Trailerinin sonunda coşkulu bir şekilde B-machine'nin "machines we are sendind to the skies" kısmıyla giren, duyduktan sonra tüyler ürpertip insanı sabırsızlandıran ancak izledikten sonra insanı bir o kadar hayal kırıklığına uğratan filmdir. fikir güzel ancak öyle bir senaryo hem ciddiyetten uzak olmuş hem de trailerlar ile alakasız olmuş. özetle: hüsran, hayalkırıklığı
güzel bir fikirin içine nasıl sıçılabileceğine dair tez yazdıracak film. ikincisini çekecekler deniliyordu ama neyseki çekmemişler, bu dünya bir mars nazilerini kaldıramazdı.
Vıcık vıcık sulu bir film.
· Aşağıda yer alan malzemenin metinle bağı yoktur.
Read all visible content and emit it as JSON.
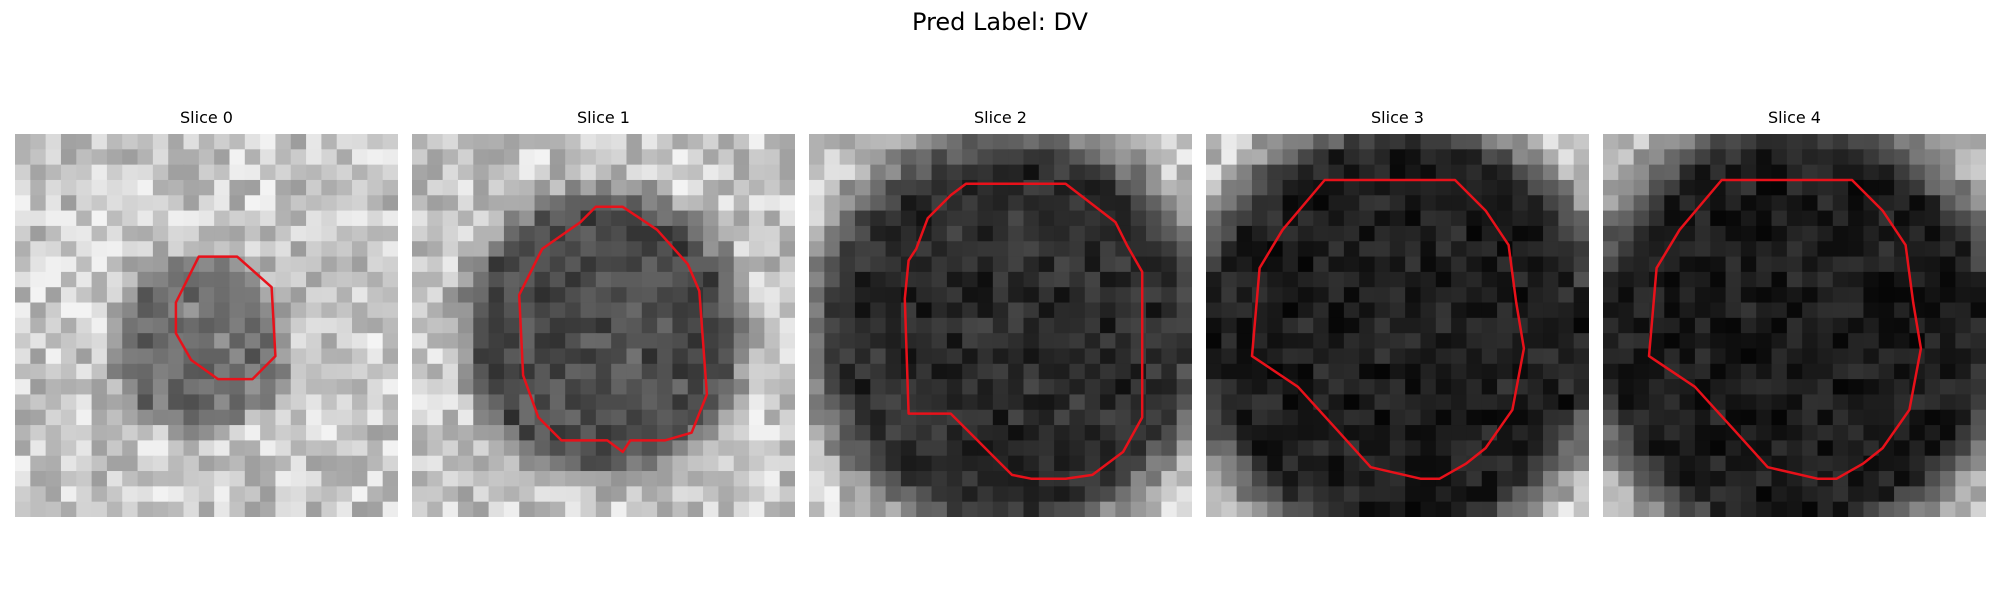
{
  "figure": {
    "title": "Pred Label: DV",
    "contour_color": "#e8111a",
    "colormap": "grayscale"
  },
  "slices": [
    {
      "title": "Slice 0",
      "blob_radius": 0.2,
      "blob_cx": 0.48,
      "blob_cy": 0.55,
      "darkness": 0.45,
      "seed": 11,
      "contour": [
        [
          0.48,
          0.32
        ],
        [
          0.58,
          0.32
        ],
        [
          0.67,
          0.4
        ],
        [
          0.68,
          0.58
        ],
        [
          0.62,
          0.64
        ],
        [
          0.53,
          0.64
        ],
        [
          0.46,
          0.59
        ],
        [
          0.42,
          0.52
        ],
        [
          0.42,
          0.44
        ]
      ]
    },
    {
      "title": "Slice 1",
      "blob_radius": 0.32,
      "blob_cx": 0.5,
      "blob_cy": 0.52,
      "darkness": 0.62,
      "seed": 23,
      "contour": [
        [
          0.48,
          0.19
        ],
        [
          0.55,
          0.19
        ],
        [
          0.64,
          0.25
        ],
        [
          0.72,
          0.34
        ],
        [
          0.75,
          0.41
        ],
        [
          0.77,
          0.68
        ],
        [
          0.73,
          0.78
        ],
        [
          0.66,
          0.8
        ],
        [
          0.57,
          0.8
        ],
        [
          0.55,
          0.83
        ],
        [
          0.51,
          0.8
        ],
        [
          0.39,
          0.8
        ],
        [
          0.33,
          0.74
        ],
        [
          0.29,
          0.63
        ],
        [
          0.28,
          0.42
        ],
        [
          0.34,
          0.3
        ],
        [
          0.44,
          0.23
        ]
      ]
    },
    {
      "title": "Slice 2",
      "blob_radius": 0.45,
      "blob_cx": 0.52,
      "blob_cy": 0.52,
      "darkness": 0.78,
      "seed": 37,
      "contour": [
        [
          0.41,
          0.13
        ],
        [
          0.67,
          0.13
        ],
        [
          0.8,
          0.23
        ],
        [
          0.83,
          0.29
        ],
        [
          0.87,
          0.36
        ],
        [
          0.87,
          0.74
        ],
        [
          0.82,
          0.83
        ],
        [
          0.74,
          0.89
        ],
        [
          0.67,
          0.9
        ],
        [
          0.58,
          0.9
        ],
        [
          0.53,
          0.89
        ],
        [
          0.48,
          0.84
        ],
        [
          0.44,
          0.8
        ],
        [
          0.41,
          0.77
        ],
        [
          0.37,
          0.73
        ],
        [
          0.26,
          0.73
        ],
        [
          0.25,
          0.43
        ],
        [
          0.26,
          0.33
        ],
        [
          0.28,
          0.3
        ],
        [
          0.31,
          0.22
        ],
        [
          0.37,
          0.16
        ]
      ]
    },
    {
      "title": "Slice 3",
      "blob_radius": 0.48,
      "blob_cx": 0.5,
      "blob_cy": 0.52,
      "darkness": 0.85,
      "seed": 41,
      "contour": [
        [
          0.31,
          0.12
        ],
        [
          0.65,
          0.12
        ],
        [
          0.73,
          0.2
        ],
        [
          0.79,
          0.29
        ],
        [
          0.81,
          0.44
        ],
        [
          0.83,
          0.56
        ],
        [
          0.8,
          0.72
        ],
        [
          0.73,
          0.82
        ],
        [
          0.68,
          0.86
        ],
        [
          0.61,
          0.9
        ],
        [
          0.56,
          0.9
        ],
        [
          0.43,
          0.87
        ],
        [
          0.34,
          0.77
        ],
        [
          0.24,
          0.66
        ],
        [
          0.12,
          0.58
        ],
        [
          0.14,
          0.35
        ],
        [
          0.2,
          0.25
        ]
      ]
    },
    {
      "title": "Slice 4",
      "blob_radius": 0.48,
      "blob_cx": 0.5,
      "blob_cy": 0.52,
      "darkness": 0.86,
      "seed": 53,
      "contour": [
        [
          0.31,
          0.12
        ],
        [
          0.65,
          0.12
        ],
        [
          0.73,
          0.2
        ],
        [
          0.79,
          0.29
        ],
        [
          0.81,
          0.44
        ],
        [
          0.83,
          0.56
        ],
        [
          0.8,
          0.72
        ],
        [
          0.73,
          0.82
        ],
        [
          0.68,
          0.86
        ],
        [
          0.61,
          0.9
        ],
        [
          0.56,
          0.9
        ],
        [
          0.43,
          0.87
        ],
        [
          0.34,
          0.77
        ],
        [
          0.24,
          0.66
        ],
        [
          0.12,
          0.58
        ],
        [
          0.14,
          0.35
        ],
        [
          0.2,
          0.25
        ]
      ]
    }
  ]
}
Nazilerin "Fringe" dizisi tabiriyle Sınır Bilim çalışmaları, Hitlerin buna karşı merakı ve Amerikanın Alman bilim adamlarını ülkesine kaçırmış olması yada sığınmış olmaları gibi olaylar gerçek olsa da olmasa da hala kimi meraklılar tarafından incelenip irdelenmekte ve büyük belgesel kanallarında belgeselleri yapılıp yayınlamakta. işte elinizin altında bu kadar büyük bir malzeme varken kalkıp kafa bulma amaçlı bir senaryo yazıp, bunu yine kötü oyunculuklar ile sergilemek oldukça anlamsız.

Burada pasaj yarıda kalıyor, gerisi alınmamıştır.